Baca: Menko Darmin Dukung Kenaikan Suku Bunga BI
Darmin menjelaskan, kenaikan suku bunga acuan Bank Indonesia akan mendorong kenaikan bunga tabungan dan kredit perbankan. Akan tetapi, ia mengaku selisih atau spread bunga tabungan dan kredit di Indonesia masih relatif tinggi dibandingkan dengan negara lain di kawasan Asia Tenggara.
"Spread kita itu masih agak tinggi dibanding negara lain. Kita itu 5 sampai 6 persen spread-nya. Di Malaysia dan Thailand itu 3 persen," kata Darmin.
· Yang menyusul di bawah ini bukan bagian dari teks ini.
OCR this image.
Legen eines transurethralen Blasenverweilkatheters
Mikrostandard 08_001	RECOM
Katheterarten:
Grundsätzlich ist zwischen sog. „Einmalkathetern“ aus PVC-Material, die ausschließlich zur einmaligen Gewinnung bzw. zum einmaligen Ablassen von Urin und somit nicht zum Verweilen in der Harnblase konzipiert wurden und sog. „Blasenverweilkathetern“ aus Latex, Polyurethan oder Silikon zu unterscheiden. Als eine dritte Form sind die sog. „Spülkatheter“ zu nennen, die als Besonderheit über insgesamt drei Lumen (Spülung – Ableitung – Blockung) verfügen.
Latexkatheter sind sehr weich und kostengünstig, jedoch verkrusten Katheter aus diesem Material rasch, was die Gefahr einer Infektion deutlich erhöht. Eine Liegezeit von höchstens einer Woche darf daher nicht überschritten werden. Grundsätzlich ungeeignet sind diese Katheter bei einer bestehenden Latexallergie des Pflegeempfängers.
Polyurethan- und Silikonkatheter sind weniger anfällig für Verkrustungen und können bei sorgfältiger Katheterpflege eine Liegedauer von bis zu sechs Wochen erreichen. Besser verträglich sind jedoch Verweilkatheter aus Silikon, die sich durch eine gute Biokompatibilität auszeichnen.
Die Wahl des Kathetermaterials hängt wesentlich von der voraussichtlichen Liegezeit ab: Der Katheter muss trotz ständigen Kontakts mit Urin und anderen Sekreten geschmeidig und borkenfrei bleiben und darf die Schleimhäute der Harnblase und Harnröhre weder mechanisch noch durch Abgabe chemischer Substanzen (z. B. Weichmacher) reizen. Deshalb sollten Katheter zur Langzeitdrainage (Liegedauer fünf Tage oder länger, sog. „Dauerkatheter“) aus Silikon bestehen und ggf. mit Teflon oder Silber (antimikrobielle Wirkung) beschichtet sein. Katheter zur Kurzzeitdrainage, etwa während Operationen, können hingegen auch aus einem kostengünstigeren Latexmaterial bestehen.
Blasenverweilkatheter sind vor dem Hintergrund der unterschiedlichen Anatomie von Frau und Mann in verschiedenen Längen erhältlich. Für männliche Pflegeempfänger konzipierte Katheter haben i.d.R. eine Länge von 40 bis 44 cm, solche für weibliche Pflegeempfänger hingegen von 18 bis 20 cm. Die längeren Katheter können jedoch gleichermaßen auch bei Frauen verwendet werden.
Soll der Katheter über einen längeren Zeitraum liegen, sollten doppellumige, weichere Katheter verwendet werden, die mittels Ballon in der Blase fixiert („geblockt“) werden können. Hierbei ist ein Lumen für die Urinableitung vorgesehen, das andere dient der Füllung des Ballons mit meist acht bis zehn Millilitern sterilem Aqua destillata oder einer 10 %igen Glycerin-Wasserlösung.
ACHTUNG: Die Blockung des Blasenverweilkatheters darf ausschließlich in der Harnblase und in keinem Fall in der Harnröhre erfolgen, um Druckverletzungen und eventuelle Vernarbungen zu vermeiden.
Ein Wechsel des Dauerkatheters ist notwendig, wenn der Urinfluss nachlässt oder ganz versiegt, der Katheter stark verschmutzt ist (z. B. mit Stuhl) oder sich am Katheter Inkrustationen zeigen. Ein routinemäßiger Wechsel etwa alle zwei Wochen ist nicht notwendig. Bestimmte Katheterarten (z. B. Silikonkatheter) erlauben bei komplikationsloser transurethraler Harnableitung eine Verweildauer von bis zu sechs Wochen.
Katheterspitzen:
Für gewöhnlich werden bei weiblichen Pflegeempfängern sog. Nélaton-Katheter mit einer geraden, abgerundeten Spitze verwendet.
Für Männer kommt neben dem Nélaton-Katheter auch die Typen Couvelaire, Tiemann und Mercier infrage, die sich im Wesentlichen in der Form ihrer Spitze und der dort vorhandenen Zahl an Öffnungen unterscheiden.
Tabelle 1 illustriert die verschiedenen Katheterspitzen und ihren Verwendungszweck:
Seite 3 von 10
Meski begitu, ia mengaku hal itu tidak mudah dilaksanakan. Hal ini lantaran OJK tidak bisa memaksakan aturan itu kepada perbankan. "Walaupun, itu tidak bisa dipaksa-paksa juga. Namanya juga banknya dia," kata Darmin.
Sebelumnya, Gubernur BI Perry Warjiyo menegaskan, langkah menaikkan suku bunga diambil demi menstabilkan nilai tukar rupiah di tengah berbagai tekanan global. Terutana dari Amerika Serikat (AS)."Keputusan ini berlaku efektif mulai Jumat 29 Juni 2018," ujar Perry Warjiyo di Gedung BI, Jakarta, Jumat, (29/6).
Tidak hanya suku bunga acuan, bank sentral juga menaikkan suku bunga deposit facility dan lending facility sebesar 50 basis poin, masing-masing menjadi 4,5 persen serta 6 persen.
Perry pun menjelaskan, keputusan kenaikan suku bunga tersebut merupakan langkah lanjutan Bank Indonesia untuk secara pre-emptive, front-loading, dan a head of the curve menjaga daya saing pasar keuangan domestik terhadap perubahan kebijakan moneter sejumlah negara. Ditambah ketidakpastian pasar keuangan global yang masih tinggi.
"Kebijakan tersebut tetap ditopang dengan kebijakan intervensi ganda di pasar valas dan di pasar Surat Berharga Negara serta strategi operasi moneter untuk menjaga kecukupan likuiditas. Khususnya di pasar uang rupiah dan pasar swap antarbank," jelas Perry.